The production process, quality standards, and performance indicators of LR03 alkaline batteries are closely linked and mutually restrictive: the precision of the production process determines whether the battery can meet the quality standards, and the strict implementation of quality standards ensures that the battery has stable performance indicators. For example, the precise control of electrolyte concentration and injection amount in the production process directly affects the battery’s capacity and discharge performance; the strict sealing process ensures the battery’s leakage resistance and shelf life; the static aging process stabilizes the internal electrochemical reaction, ensuring the consistency of performance indicators.
Only by strictly controlling each link of the production process, complying with international and national quality standards, and continuously optimizing the process parameters, can LR03 alkaline batteries maintain stable and excellent performance, meeting the needs of various small electronic devices.
The production of alkaline LR03 batteries is a precise and standardized process, from raw material selection to finished product inspection, every link requires strict quality control. Guided by international standards such as IEC 60086 series and national standards, LR03 batteries have stable and reliable quality, and their electrical performance, storage performance, and environmental adaptability are comprehensively guaranteed by scientific performance indicators.
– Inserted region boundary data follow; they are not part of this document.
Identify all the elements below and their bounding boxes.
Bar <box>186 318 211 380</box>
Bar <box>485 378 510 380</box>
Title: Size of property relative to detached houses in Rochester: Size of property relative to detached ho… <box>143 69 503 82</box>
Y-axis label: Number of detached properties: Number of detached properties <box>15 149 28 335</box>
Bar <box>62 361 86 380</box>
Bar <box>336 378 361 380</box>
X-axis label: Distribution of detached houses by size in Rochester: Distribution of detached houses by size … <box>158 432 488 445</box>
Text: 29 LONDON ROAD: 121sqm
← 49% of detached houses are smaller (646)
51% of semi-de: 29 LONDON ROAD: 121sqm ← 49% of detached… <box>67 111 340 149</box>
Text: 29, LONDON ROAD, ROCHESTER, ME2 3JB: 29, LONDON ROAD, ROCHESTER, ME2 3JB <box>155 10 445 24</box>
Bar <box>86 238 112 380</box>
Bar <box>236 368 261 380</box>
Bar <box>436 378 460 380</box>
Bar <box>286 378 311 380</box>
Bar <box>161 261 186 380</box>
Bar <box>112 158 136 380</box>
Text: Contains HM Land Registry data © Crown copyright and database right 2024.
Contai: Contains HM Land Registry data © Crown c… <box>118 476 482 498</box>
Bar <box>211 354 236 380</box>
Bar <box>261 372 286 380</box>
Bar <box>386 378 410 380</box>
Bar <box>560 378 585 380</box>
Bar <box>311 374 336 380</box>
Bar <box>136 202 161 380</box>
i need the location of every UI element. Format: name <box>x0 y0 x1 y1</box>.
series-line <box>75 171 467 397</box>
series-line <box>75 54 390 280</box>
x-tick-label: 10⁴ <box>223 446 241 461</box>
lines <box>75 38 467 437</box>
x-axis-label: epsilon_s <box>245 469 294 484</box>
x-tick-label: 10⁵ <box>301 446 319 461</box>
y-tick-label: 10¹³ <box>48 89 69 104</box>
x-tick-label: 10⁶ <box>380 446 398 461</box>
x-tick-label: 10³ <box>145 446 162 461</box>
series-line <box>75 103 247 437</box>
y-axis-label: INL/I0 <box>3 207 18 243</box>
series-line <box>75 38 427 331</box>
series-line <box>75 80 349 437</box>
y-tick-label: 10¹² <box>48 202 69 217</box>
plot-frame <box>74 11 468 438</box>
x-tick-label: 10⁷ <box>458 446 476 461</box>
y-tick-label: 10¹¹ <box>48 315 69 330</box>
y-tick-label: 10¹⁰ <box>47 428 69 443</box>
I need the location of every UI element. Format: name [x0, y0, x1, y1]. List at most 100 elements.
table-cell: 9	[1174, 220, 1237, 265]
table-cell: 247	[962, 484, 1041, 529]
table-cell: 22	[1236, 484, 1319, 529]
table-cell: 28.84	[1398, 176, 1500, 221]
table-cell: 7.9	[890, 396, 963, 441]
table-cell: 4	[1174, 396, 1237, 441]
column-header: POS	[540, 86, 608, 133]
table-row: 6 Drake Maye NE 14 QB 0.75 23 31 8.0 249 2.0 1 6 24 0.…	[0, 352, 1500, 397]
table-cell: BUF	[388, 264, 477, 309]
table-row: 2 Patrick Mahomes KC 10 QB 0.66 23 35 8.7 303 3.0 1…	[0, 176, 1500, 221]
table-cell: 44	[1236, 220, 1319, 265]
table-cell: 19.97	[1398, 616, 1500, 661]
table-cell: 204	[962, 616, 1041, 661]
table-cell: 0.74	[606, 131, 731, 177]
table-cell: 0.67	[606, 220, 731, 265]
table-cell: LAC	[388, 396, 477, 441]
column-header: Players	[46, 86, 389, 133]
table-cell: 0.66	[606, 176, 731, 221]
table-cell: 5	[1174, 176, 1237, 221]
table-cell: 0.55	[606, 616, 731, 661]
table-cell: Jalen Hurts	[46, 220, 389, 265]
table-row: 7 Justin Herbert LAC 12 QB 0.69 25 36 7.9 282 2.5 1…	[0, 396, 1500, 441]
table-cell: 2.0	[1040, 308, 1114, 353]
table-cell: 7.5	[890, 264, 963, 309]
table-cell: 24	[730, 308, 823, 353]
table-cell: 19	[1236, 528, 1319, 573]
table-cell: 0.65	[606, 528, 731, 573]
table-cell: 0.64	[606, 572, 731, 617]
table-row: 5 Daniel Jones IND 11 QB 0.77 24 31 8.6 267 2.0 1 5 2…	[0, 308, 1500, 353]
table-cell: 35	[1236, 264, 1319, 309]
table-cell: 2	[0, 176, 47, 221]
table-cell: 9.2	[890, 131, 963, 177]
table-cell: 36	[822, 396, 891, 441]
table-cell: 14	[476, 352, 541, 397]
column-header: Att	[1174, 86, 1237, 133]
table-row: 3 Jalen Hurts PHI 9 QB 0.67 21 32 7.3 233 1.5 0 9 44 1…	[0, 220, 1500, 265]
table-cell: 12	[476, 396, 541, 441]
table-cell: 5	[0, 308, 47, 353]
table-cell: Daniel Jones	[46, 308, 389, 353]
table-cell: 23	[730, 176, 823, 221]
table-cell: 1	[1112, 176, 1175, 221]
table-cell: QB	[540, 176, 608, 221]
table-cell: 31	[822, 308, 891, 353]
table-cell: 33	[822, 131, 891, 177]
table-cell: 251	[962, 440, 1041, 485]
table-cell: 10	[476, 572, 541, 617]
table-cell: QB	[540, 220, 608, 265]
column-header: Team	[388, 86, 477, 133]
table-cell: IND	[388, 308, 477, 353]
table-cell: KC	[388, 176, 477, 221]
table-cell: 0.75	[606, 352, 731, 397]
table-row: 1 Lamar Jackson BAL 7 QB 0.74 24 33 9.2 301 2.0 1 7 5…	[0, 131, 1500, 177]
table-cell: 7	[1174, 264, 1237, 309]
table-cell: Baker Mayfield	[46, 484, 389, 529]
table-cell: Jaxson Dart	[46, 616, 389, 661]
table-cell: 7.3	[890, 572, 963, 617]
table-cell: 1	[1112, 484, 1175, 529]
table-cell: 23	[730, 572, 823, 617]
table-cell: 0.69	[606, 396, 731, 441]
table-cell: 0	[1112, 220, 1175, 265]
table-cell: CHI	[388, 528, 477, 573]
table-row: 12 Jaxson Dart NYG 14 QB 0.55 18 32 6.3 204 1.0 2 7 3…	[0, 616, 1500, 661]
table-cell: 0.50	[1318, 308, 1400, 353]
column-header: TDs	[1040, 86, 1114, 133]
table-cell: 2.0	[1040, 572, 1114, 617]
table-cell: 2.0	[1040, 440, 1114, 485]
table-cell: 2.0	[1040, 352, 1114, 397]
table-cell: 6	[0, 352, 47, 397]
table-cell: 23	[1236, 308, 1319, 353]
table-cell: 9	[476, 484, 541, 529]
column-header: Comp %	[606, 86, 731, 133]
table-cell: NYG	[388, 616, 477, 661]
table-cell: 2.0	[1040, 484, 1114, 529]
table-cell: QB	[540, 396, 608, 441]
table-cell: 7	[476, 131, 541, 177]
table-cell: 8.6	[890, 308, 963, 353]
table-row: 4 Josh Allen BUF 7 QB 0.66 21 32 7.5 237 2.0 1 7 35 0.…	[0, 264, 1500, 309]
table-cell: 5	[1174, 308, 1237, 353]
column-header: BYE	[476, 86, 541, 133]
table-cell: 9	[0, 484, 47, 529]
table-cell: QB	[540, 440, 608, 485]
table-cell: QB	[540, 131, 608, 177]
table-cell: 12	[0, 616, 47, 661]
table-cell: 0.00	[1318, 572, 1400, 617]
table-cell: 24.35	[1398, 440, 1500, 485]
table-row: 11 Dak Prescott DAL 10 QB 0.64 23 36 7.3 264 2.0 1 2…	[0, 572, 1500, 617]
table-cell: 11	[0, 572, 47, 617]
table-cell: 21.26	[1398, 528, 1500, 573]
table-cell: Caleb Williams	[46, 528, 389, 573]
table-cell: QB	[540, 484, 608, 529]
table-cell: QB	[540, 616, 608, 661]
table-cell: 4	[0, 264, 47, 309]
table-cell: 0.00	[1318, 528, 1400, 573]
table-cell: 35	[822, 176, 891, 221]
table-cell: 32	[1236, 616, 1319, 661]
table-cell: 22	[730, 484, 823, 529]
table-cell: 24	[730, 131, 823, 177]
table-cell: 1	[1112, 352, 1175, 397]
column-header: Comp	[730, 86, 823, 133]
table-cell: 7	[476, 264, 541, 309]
Understanding the production process, quality standards, and performance indicators of LR03 alkaline batteries not only helps users scientifically select and use batteries but also enables them to better understand the technical advantages of LR03 batteries compared with other small batteries. With the continuous advancement of production technology and the improvement of quality standards, the performance of LR03 alkaline batteries will be further optimized, providing more reliable power support for daily life and industrial applications.